Gut, so großartig waren die Ideen mit den SMS-Klingeltönen in den Werbe-Spots auch wieder nicht. Oder war es ohnedies nur die quälende, schlaflose Nächte fordernde Einfallslosigkeit so manches Creative Directors. Denn erstens setzten bald auch andere Werbekunden auf die SMS als akustischen Konsumentenfänger. Was zu immer mehr SMS-Gebimmeln in den Werbeblöcken führte und zweitens in weiterer Folge die Radiohörerinnen und ‑hörer zunehmend verärgerte, sprinteten doch viel unnötig zu ihren Handys, wie die Mobiltelefone damals noch genannt wurden. Also hörten sich die SMS-Werbejingles bald wieder auf. Vom einem klaren, modernen Audiobranding waren diese hoppertatschigen Soundeffekte ohnedies so weit entfernt wie damals das Smartphone als Massenphänomen in unserer Gesellschaft.

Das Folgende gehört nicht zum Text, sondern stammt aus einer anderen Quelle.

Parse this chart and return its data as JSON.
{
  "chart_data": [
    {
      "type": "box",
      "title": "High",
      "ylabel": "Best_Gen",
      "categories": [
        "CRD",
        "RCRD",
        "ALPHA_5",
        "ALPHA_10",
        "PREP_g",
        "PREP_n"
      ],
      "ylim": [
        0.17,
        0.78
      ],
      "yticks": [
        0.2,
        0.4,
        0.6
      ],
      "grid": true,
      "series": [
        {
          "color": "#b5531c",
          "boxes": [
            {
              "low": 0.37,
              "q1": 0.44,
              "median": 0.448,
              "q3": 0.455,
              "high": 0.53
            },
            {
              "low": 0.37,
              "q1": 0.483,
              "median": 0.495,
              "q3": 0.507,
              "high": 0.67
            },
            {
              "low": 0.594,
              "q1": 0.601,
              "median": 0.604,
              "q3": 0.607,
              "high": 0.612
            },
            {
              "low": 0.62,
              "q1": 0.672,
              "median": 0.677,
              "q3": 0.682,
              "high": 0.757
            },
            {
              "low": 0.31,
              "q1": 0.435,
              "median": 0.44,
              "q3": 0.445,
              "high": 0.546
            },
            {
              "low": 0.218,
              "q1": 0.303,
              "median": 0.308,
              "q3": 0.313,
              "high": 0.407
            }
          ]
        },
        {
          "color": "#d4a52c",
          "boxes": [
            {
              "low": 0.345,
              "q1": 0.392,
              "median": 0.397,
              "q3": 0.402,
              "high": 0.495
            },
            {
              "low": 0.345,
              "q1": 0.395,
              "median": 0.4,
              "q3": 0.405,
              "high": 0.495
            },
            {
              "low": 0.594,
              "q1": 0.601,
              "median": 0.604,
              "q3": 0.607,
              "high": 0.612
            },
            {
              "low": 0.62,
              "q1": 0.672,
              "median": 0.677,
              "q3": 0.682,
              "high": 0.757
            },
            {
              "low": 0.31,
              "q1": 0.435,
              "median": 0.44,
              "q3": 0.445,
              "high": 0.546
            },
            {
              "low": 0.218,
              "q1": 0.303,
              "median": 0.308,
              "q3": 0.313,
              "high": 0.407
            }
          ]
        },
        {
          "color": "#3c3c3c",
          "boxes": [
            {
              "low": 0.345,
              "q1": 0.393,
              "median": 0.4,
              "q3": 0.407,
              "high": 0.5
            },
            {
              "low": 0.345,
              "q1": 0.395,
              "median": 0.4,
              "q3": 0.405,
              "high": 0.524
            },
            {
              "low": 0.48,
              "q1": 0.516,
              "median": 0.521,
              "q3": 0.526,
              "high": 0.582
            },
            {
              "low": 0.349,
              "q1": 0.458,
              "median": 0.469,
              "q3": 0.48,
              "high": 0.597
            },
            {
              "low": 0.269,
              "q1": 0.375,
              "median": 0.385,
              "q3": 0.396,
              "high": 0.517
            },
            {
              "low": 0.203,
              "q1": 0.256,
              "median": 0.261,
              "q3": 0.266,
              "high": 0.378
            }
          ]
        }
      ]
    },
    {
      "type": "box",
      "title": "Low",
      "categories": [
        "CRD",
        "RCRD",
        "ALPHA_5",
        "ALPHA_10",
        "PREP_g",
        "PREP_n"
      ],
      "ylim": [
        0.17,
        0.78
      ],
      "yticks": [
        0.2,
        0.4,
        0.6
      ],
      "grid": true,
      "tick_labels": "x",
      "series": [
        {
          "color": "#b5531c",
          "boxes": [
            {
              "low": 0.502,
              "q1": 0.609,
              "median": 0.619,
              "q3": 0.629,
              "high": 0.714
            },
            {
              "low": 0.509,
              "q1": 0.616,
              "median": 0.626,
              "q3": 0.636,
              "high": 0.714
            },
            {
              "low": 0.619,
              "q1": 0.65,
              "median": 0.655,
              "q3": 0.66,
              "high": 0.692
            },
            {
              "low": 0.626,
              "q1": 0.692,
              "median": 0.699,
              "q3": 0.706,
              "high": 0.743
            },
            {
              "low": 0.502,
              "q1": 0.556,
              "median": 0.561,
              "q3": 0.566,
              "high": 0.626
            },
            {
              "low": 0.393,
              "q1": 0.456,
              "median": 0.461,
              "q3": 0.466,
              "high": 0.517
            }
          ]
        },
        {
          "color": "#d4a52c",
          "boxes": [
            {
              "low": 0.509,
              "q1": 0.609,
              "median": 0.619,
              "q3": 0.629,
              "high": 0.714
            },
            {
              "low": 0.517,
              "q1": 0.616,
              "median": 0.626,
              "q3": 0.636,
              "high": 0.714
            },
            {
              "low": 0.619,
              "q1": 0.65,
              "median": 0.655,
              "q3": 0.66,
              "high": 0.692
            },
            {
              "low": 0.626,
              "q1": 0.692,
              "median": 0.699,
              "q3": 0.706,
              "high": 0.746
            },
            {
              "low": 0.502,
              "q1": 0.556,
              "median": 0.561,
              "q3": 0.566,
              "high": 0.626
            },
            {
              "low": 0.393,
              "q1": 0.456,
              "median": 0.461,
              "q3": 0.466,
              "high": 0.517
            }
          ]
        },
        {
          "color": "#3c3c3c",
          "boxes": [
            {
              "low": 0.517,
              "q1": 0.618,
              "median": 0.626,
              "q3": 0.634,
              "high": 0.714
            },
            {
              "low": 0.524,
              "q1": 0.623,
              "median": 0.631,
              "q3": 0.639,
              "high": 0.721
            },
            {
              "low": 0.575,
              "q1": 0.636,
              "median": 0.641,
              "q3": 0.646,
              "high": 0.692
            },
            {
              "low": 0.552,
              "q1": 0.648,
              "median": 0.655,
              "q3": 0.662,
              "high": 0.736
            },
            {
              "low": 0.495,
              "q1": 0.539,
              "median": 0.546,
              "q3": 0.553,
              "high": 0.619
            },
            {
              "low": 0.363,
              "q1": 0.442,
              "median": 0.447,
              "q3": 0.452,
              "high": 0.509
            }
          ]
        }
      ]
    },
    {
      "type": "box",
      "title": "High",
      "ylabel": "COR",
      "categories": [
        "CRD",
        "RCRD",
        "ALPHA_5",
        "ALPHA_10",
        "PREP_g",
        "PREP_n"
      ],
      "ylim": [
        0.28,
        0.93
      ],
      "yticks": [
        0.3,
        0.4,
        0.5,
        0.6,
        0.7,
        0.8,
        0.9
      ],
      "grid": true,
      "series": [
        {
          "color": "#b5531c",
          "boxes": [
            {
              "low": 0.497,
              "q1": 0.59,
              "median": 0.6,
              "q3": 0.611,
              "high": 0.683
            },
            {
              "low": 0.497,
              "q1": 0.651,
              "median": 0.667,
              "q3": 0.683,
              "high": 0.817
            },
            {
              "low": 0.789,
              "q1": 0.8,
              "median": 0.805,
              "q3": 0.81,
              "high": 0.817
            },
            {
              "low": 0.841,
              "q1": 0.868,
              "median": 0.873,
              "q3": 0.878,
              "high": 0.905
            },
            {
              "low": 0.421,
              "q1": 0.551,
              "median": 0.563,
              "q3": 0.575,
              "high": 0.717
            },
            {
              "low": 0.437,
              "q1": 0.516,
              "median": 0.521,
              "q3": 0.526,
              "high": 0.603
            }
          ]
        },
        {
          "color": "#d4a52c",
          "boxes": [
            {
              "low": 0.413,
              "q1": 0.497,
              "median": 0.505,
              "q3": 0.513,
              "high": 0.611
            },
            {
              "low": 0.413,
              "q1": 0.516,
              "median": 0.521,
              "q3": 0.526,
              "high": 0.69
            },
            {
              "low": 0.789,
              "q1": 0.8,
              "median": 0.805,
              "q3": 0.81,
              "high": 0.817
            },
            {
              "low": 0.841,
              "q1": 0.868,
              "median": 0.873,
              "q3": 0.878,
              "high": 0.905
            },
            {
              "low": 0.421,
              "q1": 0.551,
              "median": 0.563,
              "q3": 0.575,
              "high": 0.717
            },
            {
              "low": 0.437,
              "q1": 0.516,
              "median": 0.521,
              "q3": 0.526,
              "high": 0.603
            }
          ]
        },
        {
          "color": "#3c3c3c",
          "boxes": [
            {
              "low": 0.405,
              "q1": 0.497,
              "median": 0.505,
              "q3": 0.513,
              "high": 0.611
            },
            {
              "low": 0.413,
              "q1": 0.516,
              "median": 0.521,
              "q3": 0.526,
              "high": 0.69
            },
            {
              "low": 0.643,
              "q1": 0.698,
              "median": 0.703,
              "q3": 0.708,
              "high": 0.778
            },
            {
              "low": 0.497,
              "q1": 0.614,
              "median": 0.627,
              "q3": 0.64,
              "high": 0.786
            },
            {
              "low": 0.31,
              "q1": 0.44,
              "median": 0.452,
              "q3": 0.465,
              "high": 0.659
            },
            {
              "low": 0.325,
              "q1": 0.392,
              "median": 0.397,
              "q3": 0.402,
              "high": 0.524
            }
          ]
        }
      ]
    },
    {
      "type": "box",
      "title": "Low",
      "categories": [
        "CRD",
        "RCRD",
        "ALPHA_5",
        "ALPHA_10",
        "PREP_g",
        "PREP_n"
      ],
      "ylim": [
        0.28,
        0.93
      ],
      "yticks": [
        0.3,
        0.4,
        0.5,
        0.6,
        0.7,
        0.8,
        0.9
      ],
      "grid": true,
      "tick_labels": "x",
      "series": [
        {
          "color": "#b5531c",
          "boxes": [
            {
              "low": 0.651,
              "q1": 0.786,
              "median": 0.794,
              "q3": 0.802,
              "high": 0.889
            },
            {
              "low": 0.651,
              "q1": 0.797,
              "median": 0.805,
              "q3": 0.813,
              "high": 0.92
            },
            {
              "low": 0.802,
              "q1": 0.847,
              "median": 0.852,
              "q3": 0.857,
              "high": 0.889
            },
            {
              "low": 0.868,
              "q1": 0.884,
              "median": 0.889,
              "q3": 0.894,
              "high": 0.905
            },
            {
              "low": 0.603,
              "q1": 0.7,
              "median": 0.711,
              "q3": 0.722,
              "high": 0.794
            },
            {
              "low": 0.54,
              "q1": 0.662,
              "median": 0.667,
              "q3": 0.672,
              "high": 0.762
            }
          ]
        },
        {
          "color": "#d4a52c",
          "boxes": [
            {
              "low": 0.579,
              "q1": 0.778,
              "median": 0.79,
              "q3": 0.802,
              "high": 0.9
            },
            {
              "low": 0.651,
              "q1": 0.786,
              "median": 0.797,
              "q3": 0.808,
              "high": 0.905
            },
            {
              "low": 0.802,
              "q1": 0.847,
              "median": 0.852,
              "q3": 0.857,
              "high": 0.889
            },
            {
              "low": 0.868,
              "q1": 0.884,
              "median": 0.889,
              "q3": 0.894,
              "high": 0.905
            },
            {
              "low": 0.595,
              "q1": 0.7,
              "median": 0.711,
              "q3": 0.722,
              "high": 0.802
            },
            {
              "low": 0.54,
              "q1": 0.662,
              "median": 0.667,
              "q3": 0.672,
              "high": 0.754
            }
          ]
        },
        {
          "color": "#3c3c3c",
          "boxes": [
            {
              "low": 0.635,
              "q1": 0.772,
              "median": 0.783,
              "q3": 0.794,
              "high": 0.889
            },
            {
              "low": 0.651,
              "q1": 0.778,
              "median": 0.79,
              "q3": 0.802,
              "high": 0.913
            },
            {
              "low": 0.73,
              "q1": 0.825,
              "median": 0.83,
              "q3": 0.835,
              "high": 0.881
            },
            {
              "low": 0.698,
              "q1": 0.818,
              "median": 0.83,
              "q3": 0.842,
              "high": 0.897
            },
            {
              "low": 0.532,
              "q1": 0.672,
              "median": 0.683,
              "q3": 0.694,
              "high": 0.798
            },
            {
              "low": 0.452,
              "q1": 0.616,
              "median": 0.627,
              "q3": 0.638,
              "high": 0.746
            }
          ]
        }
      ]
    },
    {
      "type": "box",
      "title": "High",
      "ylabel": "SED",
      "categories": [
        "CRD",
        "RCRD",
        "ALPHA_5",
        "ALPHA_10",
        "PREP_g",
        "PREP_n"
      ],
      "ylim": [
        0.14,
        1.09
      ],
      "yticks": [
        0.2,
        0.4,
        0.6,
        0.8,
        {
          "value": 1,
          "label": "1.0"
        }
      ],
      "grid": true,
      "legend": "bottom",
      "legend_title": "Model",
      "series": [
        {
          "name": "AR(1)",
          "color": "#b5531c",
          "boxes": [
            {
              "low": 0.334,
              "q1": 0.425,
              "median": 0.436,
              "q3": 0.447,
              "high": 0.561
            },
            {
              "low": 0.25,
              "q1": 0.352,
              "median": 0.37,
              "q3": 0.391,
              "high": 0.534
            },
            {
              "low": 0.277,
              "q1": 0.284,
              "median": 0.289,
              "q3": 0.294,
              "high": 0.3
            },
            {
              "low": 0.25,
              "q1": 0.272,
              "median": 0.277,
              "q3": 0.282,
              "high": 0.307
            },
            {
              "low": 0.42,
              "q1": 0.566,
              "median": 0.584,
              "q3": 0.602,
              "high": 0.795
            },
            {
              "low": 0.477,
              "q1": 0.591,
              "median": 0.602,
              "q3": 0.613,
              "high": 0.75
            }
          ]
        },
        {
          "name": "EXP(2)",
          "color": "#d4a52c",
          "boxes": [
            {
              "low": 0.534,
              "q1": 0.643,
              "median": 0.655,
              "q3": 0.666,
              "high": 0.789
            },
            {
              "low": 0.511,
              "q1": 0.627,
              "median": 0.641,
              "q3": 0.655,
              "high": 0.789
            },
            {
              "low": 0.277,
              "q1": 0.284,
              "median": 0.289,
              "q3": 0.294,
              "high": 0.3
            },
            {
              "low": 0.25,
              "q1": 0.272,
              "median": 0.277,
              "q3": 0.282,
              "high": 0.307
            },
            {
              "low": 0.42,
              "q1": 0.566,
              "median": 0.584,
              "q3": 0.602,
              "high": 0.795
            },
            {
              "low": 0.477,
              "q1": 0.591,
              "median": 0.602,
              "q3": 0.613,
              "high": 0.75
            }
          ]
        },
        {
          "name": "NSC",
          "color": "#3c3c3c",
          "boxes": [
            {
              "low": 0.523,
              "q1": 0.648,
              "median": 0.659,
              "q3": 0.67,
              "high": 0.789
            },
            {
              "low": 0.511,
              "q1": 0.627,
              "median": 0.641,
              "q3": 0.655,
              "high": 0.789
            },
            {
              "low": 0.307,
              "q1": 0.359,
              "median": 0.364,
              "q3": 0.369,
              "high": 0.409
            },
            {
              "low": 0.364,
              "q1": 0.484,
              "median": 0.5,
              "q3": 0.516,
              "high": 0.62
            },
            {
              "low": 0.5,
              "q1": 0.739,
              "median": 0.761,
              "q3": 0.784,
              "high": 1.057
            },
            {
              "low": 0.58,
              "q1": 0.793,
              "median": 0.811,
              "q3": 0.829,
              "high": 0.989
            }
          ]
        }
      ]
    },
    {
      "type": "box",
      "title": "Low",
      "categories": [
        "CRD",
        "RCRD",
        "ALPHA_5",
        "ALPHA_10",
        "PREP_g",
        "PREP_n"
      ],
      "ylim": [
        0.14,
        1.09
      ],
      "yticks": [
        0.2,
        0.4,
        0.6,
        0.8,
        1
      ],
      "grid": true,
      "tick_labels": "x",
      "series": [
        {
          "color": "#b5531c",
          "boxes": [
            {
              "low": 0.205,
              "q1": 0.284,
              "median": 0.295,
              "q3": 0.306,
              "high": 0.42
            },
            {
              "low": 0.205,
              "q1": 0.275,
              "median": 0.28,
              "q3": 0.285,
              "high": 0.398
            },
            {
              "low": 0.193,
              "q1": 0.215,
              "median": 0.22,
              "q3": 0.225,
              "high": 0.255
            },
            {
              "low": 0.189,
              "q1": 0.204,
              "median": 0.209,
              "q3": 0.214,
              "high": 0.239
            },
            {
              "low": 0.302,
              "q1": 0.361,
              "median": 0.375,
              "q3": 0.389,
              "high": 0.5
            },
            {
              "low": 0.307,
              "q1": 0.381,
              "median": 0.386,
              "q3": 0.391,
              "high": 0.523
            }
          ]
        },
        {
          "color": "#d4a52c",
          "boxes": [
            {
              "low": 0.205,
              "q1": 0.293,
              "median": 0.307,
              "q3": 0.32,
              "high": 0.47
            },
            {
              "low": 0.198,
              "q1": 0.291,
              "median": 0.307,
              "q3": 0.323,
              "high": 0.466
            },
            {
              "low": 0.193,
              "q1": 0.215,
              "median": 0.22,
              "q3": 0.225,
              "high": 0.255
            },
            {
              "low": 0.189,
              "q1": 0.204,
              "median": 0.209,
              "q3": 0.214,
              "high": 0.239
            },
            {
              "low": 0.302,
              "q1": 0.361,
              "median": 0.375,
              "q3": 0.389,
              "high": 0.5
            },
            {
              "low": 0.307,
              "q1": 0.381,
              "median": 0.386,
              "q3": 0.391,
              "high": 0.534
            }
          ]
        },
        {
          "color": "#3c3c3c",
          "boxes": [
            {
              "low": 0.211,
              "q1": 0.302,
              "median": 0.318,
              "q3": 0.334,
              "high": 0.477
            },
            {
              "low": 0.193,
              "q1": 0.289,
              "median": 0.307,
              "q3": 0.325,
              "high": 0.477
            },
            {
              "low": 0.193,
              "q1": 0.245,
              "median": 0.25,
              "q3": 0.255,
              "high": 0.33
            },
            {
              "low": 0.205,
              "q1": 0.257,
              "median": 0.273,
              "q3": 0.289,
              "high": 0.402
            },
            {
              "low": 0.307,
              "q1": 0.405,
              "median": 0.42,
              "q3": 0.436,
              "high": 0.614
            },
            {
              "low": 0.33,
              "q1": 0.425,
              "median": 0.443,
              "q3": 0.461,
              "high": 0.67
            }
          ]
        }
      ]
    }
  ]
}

Lange Zeit war dann Ruhe. Bis, ja, bis ins Jahr 2024. Plötzlich fiept, zirpt und jodelt es wieder in den Werbeblöcken. Nicht in Radio-Spots, sondern in TV-Filmen und anderen Werbevideos. Nicht SMS-Töne buhlen jetzt um unsere Aufmerksamkeit, sondern das Pfeifen, Quietschen, Scratchen oder wie immer die diversen Begleittöne auch bezeichnet werden, die aufpoppen, wenn eine Nachricht über einen der unzähligen Messenger-Dienste auf unseren Smartphones eintrudelt.

Die Werbekreativen haben endlich WhatsApp (seit 2009 auf dem Markt) und Co. entdeckt. Jetzt piepst, quakt und rauscht es also allenthalben, wenn nur irgendwo mehr als ein Werbevideo über einen unserer zahlreichen Bildschirme flimmert. Die Reaktion von uns Hörerinnen und Sehern, von uns Konsumenten und Konsumentinnen? Siehe oben.

Der Werbelehrling, die Creative Directorin hatte eine großartige Idee. Und die Entscheiderinnen und Entscheider auf Auftraggeberseite, die in vielen Fällen vermutlich selbst auf keinem dieser Kanäle unterwegs sind, zeigen sich euphorisiert. Hui, wir sind ja so hip. Aber genau so hip, wie das Wörtchen hip schon lange nicht mehr hip ist, sind es solche Werbeideen.

Aber auch dieses modernistische Werbegehabe wird wieder an uns vorbei und den Weg alles Irdischen gehen.